Flea Market, Isle sur la Sorgue, France, B.J. Roche

 

Or: the opposite of a haul video.

By B.J. Roche

When she was younger, my mother-in-law Jeanne used to travel a lot in Europe, but as she got older, she really liked to visit outlet malls. Once I accompanied her and my sister-in-law Kathy on a pilgrimage to Kittery, Maine, and since I had never been there before, I just couldn't stop shopping.

Jones New York! Gap! Nine West! Yes!

Not Jeannie.

She liked to look. At all the pretty stuff. The new Lladro figurines. The Etienne Aigner shoes. The nice pocketbooks. The beautiful plates and napkins at the Dansk store. We'd check at the Royal Doulton ladies and talk about how much our old ones might now be worth. But she never bought a thing.

At times I felt like the dippy daughter-in-law I was, spending all her son's money.

Then I realized, Jeannie liked the hunt, but she didn't need a damn thing. She'd already had her success and no longer needed to dress for it. And since she had moved into a small apartment among retired nuns (another post for another day), she had no room for more crap.

I've been thinking about her as I've been travelling in France the past week, as I manage the internal battle among 1. wanting to bring home everything I see, and 2. having a credit card limit, and 3. no longer having the room for crap, mental or physical. 

It's a problem, because when we travel, especially in a place like France, we want not just the experience of being there, but we want to have a different life when we come home. A finer life that can only be created with the stuff we see over there. Or so we think.

This life includes lovely old French books strewn on one's coffee table. 

B.J. Roche

It includes an evening supper of superb cheese served  on exquisite  antique plates, a different place setting for each day of the week. We want to wake up beneath bedspreads of Provencal fabric, and because we can't decide which pattern we like the most, we want to buy one of each.

Arles, France, B.J. Roche

We want to drink our afternoon tea from a cup made from fine porcelain in the red and yellow Tarrascon pattern.

Arles, France shop window, B.J. Roche

We want a life that includes the occasional bejeweled shoes.

B.J. Roche

And those kooky coffee pots in the flea market? We must buy them all and arrange them on the kitchen windowsill. They would look so cute.

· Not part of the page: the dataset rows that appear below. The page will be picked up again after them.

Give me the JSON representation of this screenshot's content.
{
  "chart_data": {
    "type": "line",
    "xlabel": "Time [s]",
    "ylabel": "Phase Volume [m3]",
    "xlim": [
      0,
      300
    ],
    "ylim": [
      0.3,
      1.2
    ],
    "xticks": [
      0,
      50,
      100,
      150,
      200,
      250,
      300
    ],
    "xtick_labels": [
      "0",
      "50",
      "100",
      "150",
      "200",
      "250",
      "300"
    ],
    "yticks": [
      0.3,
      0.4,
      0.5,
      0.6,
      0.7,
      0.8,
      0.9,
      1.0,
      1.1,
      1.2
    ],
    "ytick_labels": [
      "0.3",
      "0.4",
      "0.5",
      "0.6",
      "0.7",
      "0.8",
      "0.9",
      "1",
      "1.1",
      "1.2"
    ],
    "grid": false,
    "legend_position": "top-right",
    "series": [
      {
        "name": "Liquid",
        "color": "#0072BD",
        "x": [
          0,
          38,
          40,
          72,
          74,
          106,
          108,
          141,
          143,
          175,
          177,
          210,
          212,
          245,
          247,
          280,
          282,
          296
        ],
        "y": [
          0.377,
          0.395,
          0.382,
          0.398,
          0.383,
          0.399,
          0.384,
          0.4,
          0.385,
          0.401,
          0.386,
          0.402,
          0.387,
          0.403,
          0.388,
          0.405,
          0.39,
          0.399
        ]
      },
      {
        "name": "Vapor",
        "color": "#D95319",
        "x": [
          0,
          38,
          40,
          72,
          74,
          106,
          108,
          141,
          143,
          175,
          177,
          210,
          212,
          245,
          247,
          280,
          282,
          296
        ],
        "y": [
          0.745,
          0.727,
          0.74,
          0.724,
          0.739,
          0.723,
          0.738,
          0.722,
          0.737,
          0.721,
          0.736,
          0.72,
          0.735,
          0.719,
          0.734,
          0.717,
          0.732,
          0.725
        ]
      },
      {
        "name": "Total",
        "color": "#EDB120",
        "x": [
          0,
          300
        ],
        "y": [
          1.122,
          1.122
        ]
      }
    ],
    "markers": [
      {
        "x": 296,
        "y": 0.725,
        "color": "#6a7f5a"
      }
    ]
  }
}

Flea Market, Avignon, B.J. Roche

We want, we want, we want.

Then my inner old lady began to kick in. An inner old lady with a digital camera and a blog. I realized: I could have the pleasure of looking at all these things without buying them. As the bitches used to say back in junior high: "Take a picture, it lasts longer."

So I did. And it does.

It turned out to be a brilliant travel strategy. Probably not a bad one for life, either.